I've put together an implementation we're using internally that relies on "project.assets.json" to determine dependency paths to projects as described above.

Example of back tracing "System.Memory" to projects: image

I'm curious if this feature is in progress or if this is this worth putting up a PR for?

zivkan commented 1 year ago

@mfwilson unfortunately it won't solve the problem from the original issue.

One example we've noticed that's exceptionally hard for folks to identify is eclipsed packages.

During graph resolution, NuGet will download all versions of all packages listed as dependencies for all packages (but only for relevant TFMs that the project will use). Afterwards, NuGet does the version selection, and graph trimming, which is what becomes the final resolved graph that gets written to the assets file.

Here's an example scenarios (the original issue explains a slightly different variation):

As described above, during the first stage of graph resolution, NuGet will download A 1.0.0, B 1.0.0, C 1.0.0, and B 2.0.0. During the second stage, version 2.0.0 of package B will be selected, and since no package lists package C any longer (and it's not directly referenced by the project), C will be trimmed out of the graph, so the assets file will only list A 1.0.0 and B 2.0.0.

Package C 1.0.0, with a known vulnerability, will be in the global packages folder, so tools like Component Governance will flag potential security issues. But package C isn't listed in the assets file at all.

mfwilson commented 1 year ago

@zivkan Thanks for the detailed reply.

Ok, I think I may be looking for a slightly different feature from the one described above.

My usage pattern of interest:

  1. Starting from the command: dotnet list <SOLUTION> package --include-transitive --vulnerable
  2. The next step is to trace the paths from package vulnerabilities back to impacted projects

The difference boils down to whether the usage is package cache centric or code centric. This feature is package cache centric which makes sense from a nuget CLI perspective.

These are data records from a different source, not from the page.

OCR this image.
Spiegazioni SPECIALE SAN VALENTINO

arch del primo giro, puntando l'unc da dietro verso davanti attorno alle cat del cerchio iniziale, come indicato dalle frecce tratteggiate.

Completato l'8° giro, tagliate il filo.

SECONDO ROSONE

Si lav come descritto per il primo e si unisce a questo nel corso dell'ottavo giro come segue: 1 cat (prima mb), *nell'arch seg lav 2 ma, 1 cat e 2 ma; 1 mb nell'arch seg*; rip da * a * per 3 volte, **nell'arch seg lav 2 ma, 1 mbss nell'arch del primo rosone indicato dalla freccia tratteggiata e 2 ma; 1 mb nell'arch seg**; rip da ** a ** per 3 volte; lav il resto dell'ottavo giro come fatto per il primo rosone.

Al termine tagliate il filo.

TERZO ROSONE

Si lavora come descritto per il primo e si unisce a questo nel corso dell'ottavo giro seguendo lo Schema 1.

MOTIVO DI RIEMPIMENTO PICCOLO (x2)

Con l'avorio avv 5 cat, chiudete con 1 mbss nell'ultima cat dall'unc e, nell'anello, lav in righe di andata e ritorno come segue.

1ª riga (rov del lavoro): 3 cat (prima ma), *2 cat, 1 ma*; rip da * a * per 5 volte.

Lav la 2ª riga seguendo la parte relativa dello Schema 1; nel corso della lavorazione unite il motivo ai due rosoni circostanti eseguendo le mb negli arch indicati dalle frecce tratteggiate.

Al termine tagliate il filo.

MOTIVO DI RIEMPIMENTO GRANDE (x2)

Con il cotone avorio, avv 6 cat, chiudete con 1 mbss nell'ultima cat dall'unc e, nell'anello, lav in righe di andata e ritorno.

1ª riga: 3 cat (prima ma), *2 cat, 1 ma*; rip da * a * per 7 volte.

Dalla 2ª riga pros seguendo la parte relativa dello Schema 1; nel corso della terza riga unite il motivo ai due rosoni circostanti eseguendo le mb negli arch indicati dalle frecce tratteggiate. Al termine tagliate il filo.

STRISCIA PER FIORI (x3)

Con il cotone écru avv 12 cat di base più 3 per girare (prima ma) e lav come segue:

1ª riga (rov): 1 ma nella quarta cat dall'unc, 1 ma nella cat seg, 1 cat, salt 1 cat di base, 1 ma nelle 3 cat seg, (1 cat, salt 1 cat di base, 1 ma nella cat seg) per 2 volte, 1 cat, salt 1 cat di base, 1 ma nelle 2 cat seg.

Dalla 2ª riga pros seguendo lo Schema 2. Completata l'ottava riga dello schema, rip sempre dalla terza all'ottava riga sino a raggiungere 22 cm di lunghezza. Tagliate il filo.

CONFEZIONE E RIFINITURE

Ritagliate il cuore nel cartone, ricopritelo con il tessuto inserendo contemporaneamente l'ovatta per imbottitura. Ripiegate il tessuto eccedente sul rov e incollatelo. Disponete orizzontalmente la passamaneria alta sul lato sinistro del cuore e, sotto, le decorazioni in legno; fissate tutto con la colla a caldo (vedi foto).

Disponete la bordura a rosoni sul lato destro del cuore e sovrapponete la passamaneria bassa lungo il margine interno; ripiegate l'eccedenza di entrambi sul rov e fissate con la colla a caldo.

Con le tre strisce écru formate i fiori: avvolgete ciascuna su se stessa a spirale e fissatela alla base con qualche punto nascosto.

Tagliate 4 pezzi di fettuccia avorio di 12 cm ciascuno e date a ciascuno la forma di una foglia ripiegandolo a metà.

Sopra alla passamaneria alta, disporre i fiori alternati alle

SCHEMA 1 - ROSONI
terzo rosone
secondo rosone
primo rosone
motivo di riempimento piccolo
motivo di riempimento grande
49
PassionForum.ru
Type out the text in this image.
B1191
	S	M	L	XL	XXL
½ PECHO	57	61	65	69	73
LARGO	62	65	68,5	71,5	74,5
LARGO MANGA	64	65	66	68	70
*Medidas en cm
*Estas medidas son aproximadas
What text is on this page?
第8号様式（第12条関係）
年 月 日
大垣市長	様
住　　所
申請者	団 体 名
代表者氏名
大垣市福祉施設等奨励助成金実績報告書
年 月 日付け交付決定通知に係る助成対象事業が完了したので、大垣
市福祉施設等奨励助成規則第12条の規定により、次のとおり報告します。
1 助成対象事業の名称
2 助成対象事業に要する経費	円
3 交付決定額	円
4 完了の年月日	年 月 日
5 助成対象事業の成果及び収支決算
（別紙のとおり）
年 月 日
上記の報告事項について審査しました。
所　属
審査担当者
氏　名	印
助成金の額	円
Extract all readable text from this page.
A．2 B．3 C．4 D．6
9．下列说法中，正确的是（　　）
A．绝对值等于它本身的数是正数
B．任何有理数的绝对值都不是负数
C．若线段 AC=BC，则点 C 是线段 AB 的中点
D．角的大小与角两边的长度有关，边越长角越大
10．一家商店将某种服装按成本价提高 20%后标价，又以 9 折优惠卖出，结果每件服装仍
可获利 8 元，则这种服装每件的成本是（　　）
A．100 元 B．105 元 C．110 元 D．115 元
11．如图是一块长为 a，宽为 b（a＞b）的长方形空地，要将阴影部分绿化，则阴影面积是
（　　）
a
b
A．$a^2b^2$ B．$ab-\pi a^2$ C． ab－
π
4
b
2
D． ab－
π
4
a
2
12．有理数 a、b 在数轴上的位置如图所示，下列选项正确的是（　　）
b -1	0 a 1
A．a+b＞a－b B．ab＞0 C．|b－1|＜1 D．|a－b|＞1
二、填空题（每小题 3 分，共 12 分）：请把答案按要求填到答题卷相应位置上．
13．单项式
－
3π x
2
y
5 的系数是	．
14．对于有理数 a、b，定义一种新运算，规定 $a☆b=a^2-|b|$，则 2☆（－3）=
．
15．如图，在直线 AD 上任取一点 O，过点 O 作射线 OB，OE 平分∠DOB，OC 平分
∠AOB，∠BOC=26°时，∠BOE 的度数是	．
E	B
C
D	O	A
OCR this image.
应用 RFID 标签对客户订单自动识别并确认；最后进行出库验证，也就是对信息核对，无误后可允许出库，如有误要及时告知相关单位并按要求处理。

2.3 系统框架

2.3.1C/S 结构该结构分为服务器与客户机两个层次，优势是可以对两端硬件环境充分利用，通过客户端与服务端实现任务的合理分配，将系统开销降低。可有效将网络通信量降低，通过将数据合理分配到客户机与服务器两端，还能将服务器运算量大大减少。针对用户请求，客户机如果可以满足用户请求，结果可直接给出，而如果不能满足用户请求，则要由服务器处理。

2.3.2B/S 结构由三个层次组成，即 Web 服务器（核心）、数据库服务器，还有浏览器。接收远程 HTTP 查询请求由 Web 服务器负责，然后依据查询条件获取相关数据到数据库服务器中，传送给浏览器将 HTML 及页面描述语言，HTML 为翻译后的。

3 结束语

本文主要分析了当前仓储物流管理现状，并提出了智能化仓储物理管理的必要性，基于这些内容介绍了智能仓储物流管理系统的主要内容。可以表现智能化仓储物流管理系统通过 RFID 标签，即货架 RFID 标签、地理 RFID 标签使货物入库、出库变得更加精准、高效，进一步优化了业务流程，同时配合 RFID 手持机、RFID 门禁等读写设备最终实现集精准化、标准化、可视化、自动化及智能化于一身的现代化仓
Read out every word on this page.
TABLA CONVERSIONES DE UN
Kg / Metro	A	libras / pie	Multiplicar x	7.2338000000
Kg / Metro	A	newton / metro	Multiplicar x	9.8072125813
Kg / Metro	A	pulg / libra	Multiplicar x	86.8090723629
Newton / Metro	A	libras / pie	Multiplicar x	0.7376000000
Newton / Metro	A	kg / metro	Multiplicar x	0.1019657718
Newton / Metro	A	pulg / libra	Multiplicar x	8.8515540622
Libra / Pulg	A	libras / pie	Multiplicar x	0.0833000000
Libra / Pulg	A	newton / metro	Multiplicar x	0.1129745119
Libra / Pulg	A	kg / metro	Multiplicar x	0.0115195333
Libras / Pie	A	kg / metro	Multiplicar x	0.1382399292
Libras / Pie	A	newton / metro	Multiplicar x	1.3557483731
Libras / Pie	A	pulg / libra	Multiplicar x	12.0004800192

I need to go look for tracing features for dotnet list I suppose. I'm more interested in knowing what my projects ARE using, not what they aren't. I'm no security expert, but given a situation where my projects are not using any packages with known vulnerabilities, but packages with vulnerabilities are downloaded during dependency resolution, what exactly is the potential harm?

zivkan commented 1 year ago

You're making an assumption that your projects are only using the packages/assets listed in the assets file. Tools like Component Governance doesn't, because the assets file doesn't track when a project file, or any MSBuild file (including an MSBuild file shipping in a package that you are using) does something like <ItemGroup><Reference Include="..\..\VulnerablePackage\lib\**\*.dll" />. Component Governance also isn't limited to NuGet, it tries to gather component information about package managers from all different language ecosystems, components (binaries? code?) checked into source control, packages brought in by custom/non-standard tooling. It's all about risk tolerances.

mfwilson commented 1 year ago

You're making an assumption that your projects are only using the packages/assets listed in the assets file.

I don't think I am, or at least that's not the intent. Component Governance sounds nice but sounds like it's getting hamstrung by partial information generated by NuGet here.

nkolev92 commented 1 year ago

Package C 1.0.0, with a known vulnerability, will be in the global packages folder, so tools like Component Governance will flag potential security issues. But package C isn't listed in the assets file at all.

I think this is something that will likely change. Re: Risk tolerance. It will be flagged differently.

JonDouglas commented 1 year ago

Just catching up here.

Seems there's a couple vehicles here.

  1. Extending dotnet list package further (Gives a better high-level tree view)
  2. Finalizing the dotnet nuget why work. (Gives a specific provenance of asset file but may be missing some functionality desired mentioned here)

https://github.com/NuGet/Home/pull/11875 / https://github.com/NuGet/Home/blob/dev/proposed/2022/dotnet-nuget-why-proposal.md

Is there another proposal / idea for tracing?

zivkan commented 1 year ago

@JonDouglas similar to my previous comments in this thread, neither dotnet list package, nor the proposed dotnet why will address the concern that Eric pointed out in the original comment in this issue:

One example we've noticed that's exceptionally hard for folks to identify is eclipsed packages.

The feature request here is something going a step further than what those feature provide/propose.